May 18th, 2011Learning analytics; a grand challenge
I recently attended Alpine Rendez-Vous 2011, meeting people from all over Europe with an interest in technology-enhanced learning (TEL). For most of the time, we were split into eight workshops – my group was exploring ‘Methods and models of next-generation technology enhanced learning‘, examining the roles of assessment and evaluation in learning.
A focus for the workshop was to identify the ‘Grand Challenges’ for future research – constructing a framework for the development of TEL over the next ten years. The ideas were wide-ranging and exciting, for example: Develop new technology to harness the power of emotions for learning. One challenge was closely related to our work at SocialLearn on learning analytics and recommendations engines: ‘How can learning be assessed in an open, social TEL environment?’
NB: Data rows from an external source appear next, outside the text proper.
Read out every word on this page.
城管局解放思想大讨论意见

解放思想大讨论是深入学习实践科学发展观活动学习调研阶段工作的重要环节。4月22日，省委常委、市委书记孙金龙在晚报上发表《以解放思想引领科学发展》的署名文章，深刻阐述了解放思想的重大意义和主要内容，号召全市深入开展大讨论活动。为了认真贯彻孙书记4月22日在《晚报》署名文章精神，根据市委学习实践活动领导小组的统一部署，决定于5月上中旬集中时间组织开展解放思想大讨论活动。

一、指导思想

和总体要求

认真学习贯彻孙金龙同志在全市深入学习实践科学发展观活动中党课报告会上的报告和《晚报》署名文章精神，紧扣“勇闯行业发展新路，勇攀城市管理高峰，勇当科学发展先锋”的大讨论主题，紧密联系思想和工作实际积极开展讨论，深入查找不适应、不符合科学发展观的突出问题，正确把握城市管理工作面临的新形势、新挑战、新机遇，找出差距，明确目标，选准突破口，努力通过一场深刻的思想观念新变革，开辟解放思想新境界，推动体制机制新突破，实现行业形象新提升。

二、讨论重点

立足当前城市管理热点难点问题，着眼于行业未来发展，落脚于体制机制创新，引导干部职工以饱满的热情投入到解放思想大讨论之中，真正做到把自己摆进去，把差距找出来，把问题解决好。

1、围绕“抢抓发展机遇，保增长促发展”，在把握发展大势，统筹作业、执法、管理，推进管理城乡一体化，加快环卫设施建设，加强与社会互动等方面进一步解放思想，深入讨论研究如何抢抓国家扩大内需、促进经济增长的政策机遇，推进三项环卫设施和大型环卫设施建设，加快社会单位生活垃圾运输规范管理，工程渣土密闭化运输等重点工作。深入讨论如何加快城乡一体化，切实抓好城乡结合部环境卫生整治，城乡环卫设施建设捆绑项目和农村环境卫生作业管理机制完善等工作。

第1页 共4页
Our current model for the assessment of learning is primarily summative and individual, firmly bound to hierarchical education structures. It is a model that was developed for use when educational technology had only just moved beyond the horn book, knowledge was not abundantly available, groups of learners were taught and examined at the same time in the same physical location, teachers and learners were clearly differentiated and online collaboration and publication were undreamed-of possibilities. As new models of learning have been widely adopted, this model of assessment is no longer fit for purpose. We need new approaches and new models.
Open, social TEL environments have made new models of learning possible. Learners now draw upon many different people and resources, knowledge is dispersed and distributed, individuals may move rapidly between the roles of teacher and learner, and their collaborations extend across time and space. Despite these changes, the group work, the growing archives of activity and the available data about learning networks, there is still a focus on summative assessment of individuals.
TEL environments offer learners and educators a wealth of new resources in the form of the data they record – learners’ demographics, activities, interactions, participation and engagement – but little of this is currently harnessed to support assessment and even less is used to provide formative feedback and to help learners develop their metacognitive skills, their learning dialogue, their skill-sets or their knowledge.
Colleges and universities are beginning to make use of this data, but educational data mining and analytics are often viewed from an institutional point of view – how can we recruit more students? how can we retain students for longer? how can this institution maximise its income? A wordsearch for ‘teaching’ or ‘learning’ in the current literature produces woefully limited results.
Our challenge is to make use of new resources and technologies to develop and build on learning analytics – analytics that can make a real difference for learners, producing measurable improvements in areas such as:
- Engagement with learning – supported by appropriate and personalised feedback
- Quality of online learning dialogue
- Engagement with online learning networks
- Enjoyment – due, in part, to development of a students-in-trouble alerting system
- Learners’ and teachers’ awareness of the value of learning analytics and recommendations.